Amid the swirling "debate" underway on the distant planet Beltway [located just a kick away from Uranus] on the topics of debt and deficits, Social Security drifts like a rudderless ship in hostile seas.
An easy target for talking point fabricators and creative statisticians, it sustains attacks at every level, from its very conception to its current benefit structure. It is portrayed as the elephant in the room, or perhaps the sacred cow, or maybe a giant leach. So many economic problems would go away if only we could solve Social Security - or is it that we can avoid addressing so many economic problems since we have this behemoth sucking up all our problem-solving resources?
Suggestions for reform, if you concede the need for reform, range from privatization to full funding, with a panoply of tweaks, means-tests and various actuarial adjustments in between. Of course every proposal from any source immediately becomes a catalyst for severe exothermic reaction in the oxygen depleted Beltway atmosphere. I think I just felt a little kick down there.
One element of last year's Bush-era-tax-cut-extension compromise was lowering payroll taxes on employees by two percent, for one year. I think this was conceived as a trade-off for extending Bush-era tax cuts for the wealthy. What seems merely a typically asymmetric exchange of benefit across the range of incomes, its connection to the Social Security problem is not readily apparent.

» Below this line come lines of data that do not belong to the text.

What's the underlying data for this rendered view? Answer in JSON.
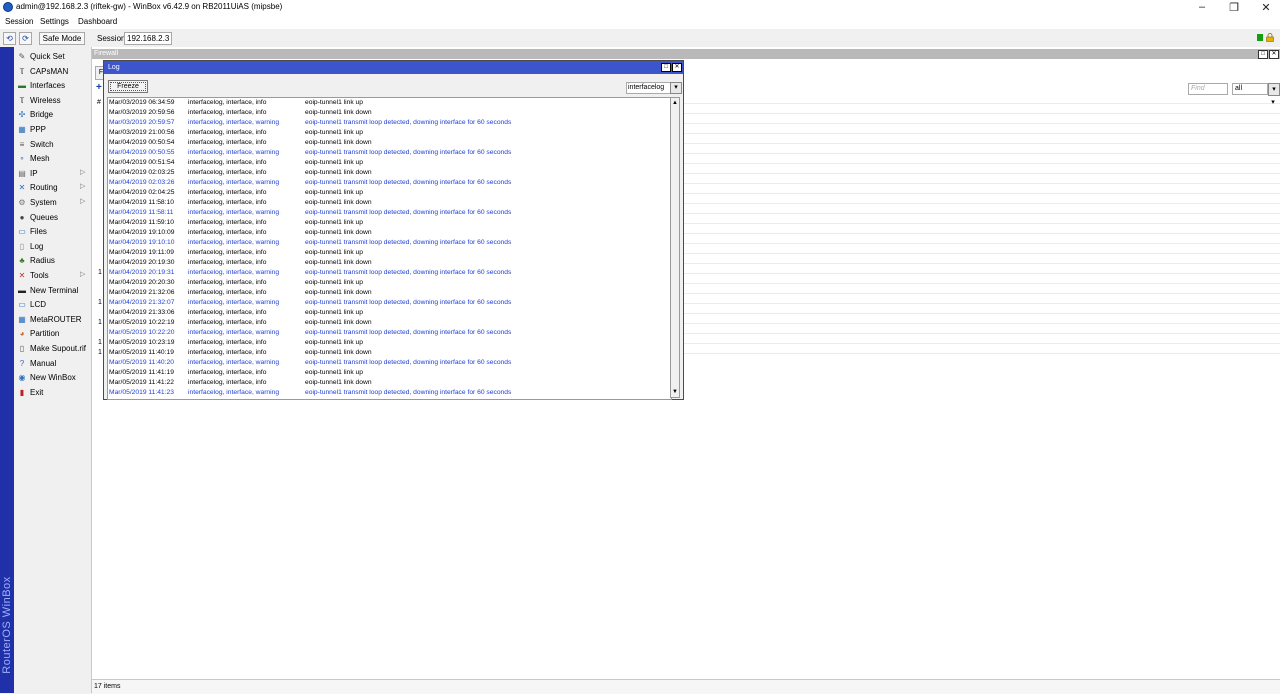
{
  "window": {
    "title": "admin@192.168.2.3 (riftek-gw) - WinBox v6.42.9 on RB2011UiAS (mipsbe)"
  },
  "menu": [
    "Session",
    "Settings",
    "Dashboard"
  ],
  "toolbar": {
    "safe_mode": "Safe Mode",
    "session_label": "Session:",
    "session_value": "192.168.2.3"
  },
  "branding": "RouterOS WinBox",
  "sidebar": [
    {
      "label": "Quick Set",
      "icon": "quick-set-icon",
      "sub": false
    },
    {
      "label": "CAPsMAN",
      "icon": "capsman-icon",
      "sub": false
    },
    {
      "label": "Interfaces",
      "icon": "interfaces-icon",
      "sub": false
    },
    {
      "label": "Wireless",
      "icon": "wireless-icon",
      "sub": false
    },
    {
      "label": "Bridge",
      "icon": "bridge-icon",
      "sub": false
    },
    {
      "label": "PPP",
      "icon": "ppp-icon",
      "sub": false
    },
    {
      "label": "Switch",
      "icon": "switch-icon",
      "sub": false
    },
    {
      "label": "Mesh",
      "icon": "mesh-icon",
      "sub": false
    },
    {
      "label": "IP",
      "icon": "ip-icon",
      "sub": true
    },
    {
      "label": "Routing",
      "icon": "routing-icon",
      "sub": true
    },
    {
      "label": "System",
      "icon": "system-icon",
      "sub": true
    },
    {
      "label": "Queues",
      "icon": "queues-icon",
      "sub": false
    },
    {
      "label": "Files",
      "icon": "files-icon",
      "sub": false
    },
    {
      "label": "Log",
      "icon": "log-icon",
      "sub": false
    },
    {
      "label": "Radius",
      "icon": "radius-icon",
      "sub": false
    },
    {
      "label": "Tools",
      "icon": "tools-icon",
      "sub": true
    },
    {
      "label": "New Terminal",
      "icon": "terminal-icon",
      "sub": false
    },
    {
      "label": "LCD",
      "icon": "lcd-icon",
      "sub": false
    },
    {
      "label": "MetaROUTER",
      "icon": "metarouter-icon",
      "sub": false
    },
    {
      "label": "Partition",
      "icon": "partition-icon",
      "sub": false
    },
    {
      "label": "Make Supout.rif",
      "icon": "supout-icon",
      "sub": false
    },
    {
      "label": "Manual",
      "icon": "manual-icon",
      "sub": false
    },
    {
      "label": "New WinBox",
      "icon": "winbox-icon",
      "sub": false
    },
    {
      "label": "Exit",
      "icon": "exit-icon",
      "sub": false
    }
  ],
  "firewall": {
    "title": "Firewall",
    "find_placeholder": "Find",
    "filter_value": "all",
    "tab": "F",
    "col_hash": "#",
    "status": "17 items"
  },
  "log": {
    "title": "Log",
    "freeze_label": "Freeze",
    "topic_filter": "interfacelog",
    "rows": [
      {
        "time": "Mar/03/2019 06:34:59",
        "topics": "interfacelog, interface, info",
        "message": "eoip-tunnel1 link up",
        "level": "info"
      },
      {
        "time": "Mar/03/2019 20:59:56",
        "topics": "interfacelog, interface, info",
        "message": "eoip-tunnel1 link down",
        "level": "info"
      },
      {
        "time": "Mar/03/2019 20:59:57",
        "topics": "interfacelog, interface, warning",
        "message": "eoip-tunnel1 transmit loop detected, downing interface for 60 seconds",
        "level": "warning"
      },
      {
        "time": "Mar/03/2019 21:00:56",
        "topics": "interfacelog, interface, info",
        "message": "eoip-tunnel1 link up",
        "level": "info"
      },
      {
        "time": "Mar/04/2019 00:50:54",
        "topics": "interfacelog, interface, info",
        "message": "eoip-tunnel1 link down",
        "level": "info"
      },
      {
        "time": "Mar/04/2019 00:50:55",
        "topics": "interfacelog, interface, warning",
        "message": "eoip-tunnel1 transmit loop detected, downing interface for 60 seconds",
        "level": "warning"
      },
      {
        "time": "Mar/04/2019 00:51:54",
        "topics": "interfacelog, interface, info",
        "message": "eoip-tunnel1 link up",
        "level": "info"
      },
      {
        "time": "Mar/04/2019 02:03:25",
        "topics": "interfacelog, interface, info",
        "message": "eoip-tunnel1 link down",
        "level": "info"
      },
      {
        "time": "Mar/04/2019 02:03:26",
        "topics": "interfacelog, interface, warning",
        "message": "eoip-tunnel1 transmit loop detected, downing interface for 60 seconds",
        "level": "warning"
      },
      {
        "time": "Mar/04/2019 02:04:25",
        "topics": "interfacelog, interface, info",
        "message": "eoip-tunnel1 link up",
        "level": "info"
      },
      {
        "time": "Mar/04/2019 11:58:10",
        "topics": "interfacelog, interface, info",
        "message": "eoip-tunnel1 link down",
        "level": "info"
      },
      {
        "time": "Mar/04/2019 11:58:11",
        "topics": "interfacelog, interface, warning",
        "message": "eoip-tunnel1 transmit loop detected, downing interface for 60 seconds",
        "level": "warning"
      },
      {
        "time": "Mar/04/2019 11:59:10",
        "topics": "interfacelog, interface, info",
        "message": "eoip-tunnel1 link up",
        "level": "info"
      },
      {
        "time": "Mar/04/2019 19:10:09",
        "topics": "interfacelog, interface, info",
        "message": "eoip-tunnel1 link down",
        "level": "info"
      },
      {
        "time": "Mar/04/2019 19:10:10",
        "topics": "interfacelog, interface, warning",
        "message": "eoip-tunnel1 transmit loop detected, downing interface for 60 seconds",
        "level": "warning"
      },
      {
        "time": "Mar/04/2019 19:11:09",
        "topics": "interfacelog, interface, info",
        "message": "eoip-tunnel1 link up",
        "level": "info"
      },
      {
        "time": "Mar/04/2019 20:19:30",
        "topics": "interfacelog, interface, info",
        "message": "eoip-tunnel1 link down",
        "level": "info"
      },
      {
        "time": "Mar/04/2019 20:19:31",
        "topics": "interfacelog, interface, warning",
        "message": "eoip-tunnel1 transmit loop detected, downing interface for 60 seconds",
        "level": "warning"
      },
      {
        "time": "Mar/04/2019 20:20:30",
        "topics": "interfacelog, interface, info",
        "message": "eoip-tunnel1 link up",
        "level": "info"
      },
      {
        "time": "Mar/04/2019 21:32:06",
        "topics": "interfacelog, interface, info",
        "message": "eoip-tunnel1 link down",
        "level": "info"
      },
      {
        "time": "Mar/04/2019 21:32:07",
        "topics": "interfacelog, interface, warning",
        "message": "eoip-tunnel1 transmit loop detected, downing interface for 60 seconds",
        "level": "warning"
      },
      {
        "time": "Mar/04/2019 21:33:06",
        "topics": "interfacelog, interface, info",
        "message": "eoip-tunnel1 link up",
        "level": "info"
      },
      {
        "time": "Mar/05/2019 10:22:19",
        "topics": "interfacelog, interface, info",
        "message": "eoip-tunnel1 link down",
        "level": "info"
      },
      {
        "time": "Mar/05/2019 10:22:20",
        "topics": "interfacelog, interface, warning",
        "message": "eoip-tunnel1 transmit loop detected, downing interface for 60 seconds",
        "level": "warning"
      },
      {
        "time": "Mar/05/2019 10:23:19",
        "topics": "interfacelog, interface, info",
        "message": "eoip-tunnel1 link up",
        "level": "info"
      },
      {
        "time": "Mar/05/2019 11:40:19",
        "topics": "interfacelog, interface, info",
        "message": "eoip-tunnel1 link down",
        "level": "info"
      },
      {
        "time": "Mar/05/2019 11:40:20",
        "topics": "interfacelog, interface, warning",
        "message": "eoip-tunnel1 transmit loop detected, downing interface for 60 seconds",
        "level": "warning"
      },
      {
        "time": "Mar/05/2019 11:41:19",
        "topics": "interfacelog, interface, info",
        "message": "eoip-tunnel1 link up",
        "level": "info"
      },
      {
        "time": "Mar/05/2019 11:41:22",
        "topics": "interfacelog, interface, info",
        "message": "eoip-tunnel1 link down",
        "level": "info"
      },
      {
        "time": "Mar/05/2019 11:41:23",
        "topics": "interfacelog, interface, warning",
        "message": "eoip-tunnel1 transmit loop detected, downing interface for 60 seconds",
        "level": "warning"
      }
    ]
  },
  "colors": {
    "accent": "#3c55cc",
    "sidebar_strip": "#2030a8",
    "warning_text": "#1d3fd6"
  }
}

Payroll taxes are collected in a kind of smoke-and-mirrors way, supposedly splitting the contribution between employer and employee, but the destination for all of the funds is Social Security. By lowering the withholding by two percent, we get a larger paycheck, but the money comes at the expense of Social Security, which is already projected to run short of its benefit obligations, somewhere between three weeks and forty-two years into the future, depending on who's making the speech.

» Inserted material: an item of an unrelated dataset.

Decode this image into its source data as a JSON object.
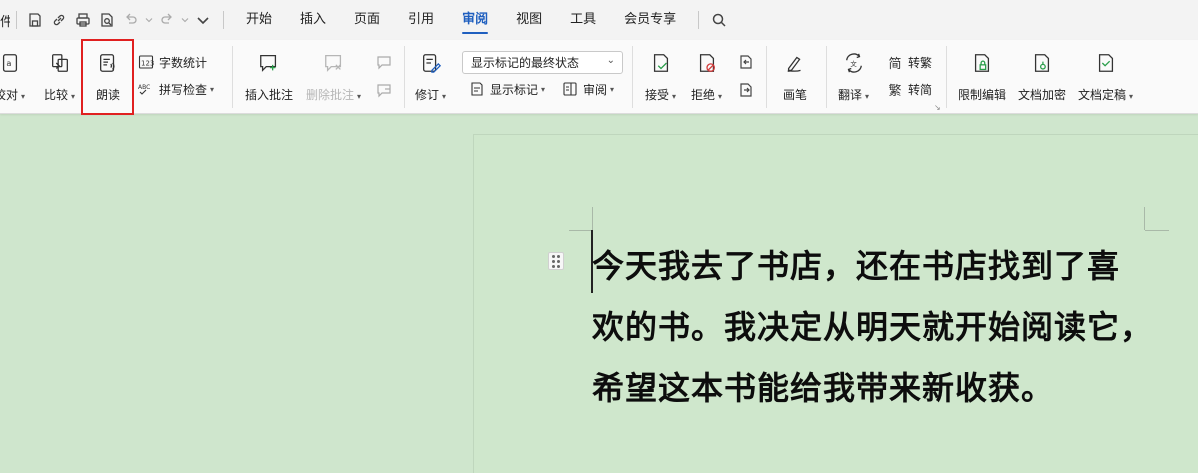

I didn't hear any discussion of this during last Fall's tax bill negotiations, but I expect we will; if its effect on Social Security's fiscal health becomes apparent. Conservatives will use it as further proof of Social Security's unsustainability, while liberals will wonder how this all came to be. Especially if, as has been proposed, the payroll tax "holiday" is renewed every year, and possibly even extended to the "employer's share." This last would yet more quickly deplete Social Security, but without even the modest boost in our paychecks.
That's not my idea of a stimulus - it seems more like "starving the beast."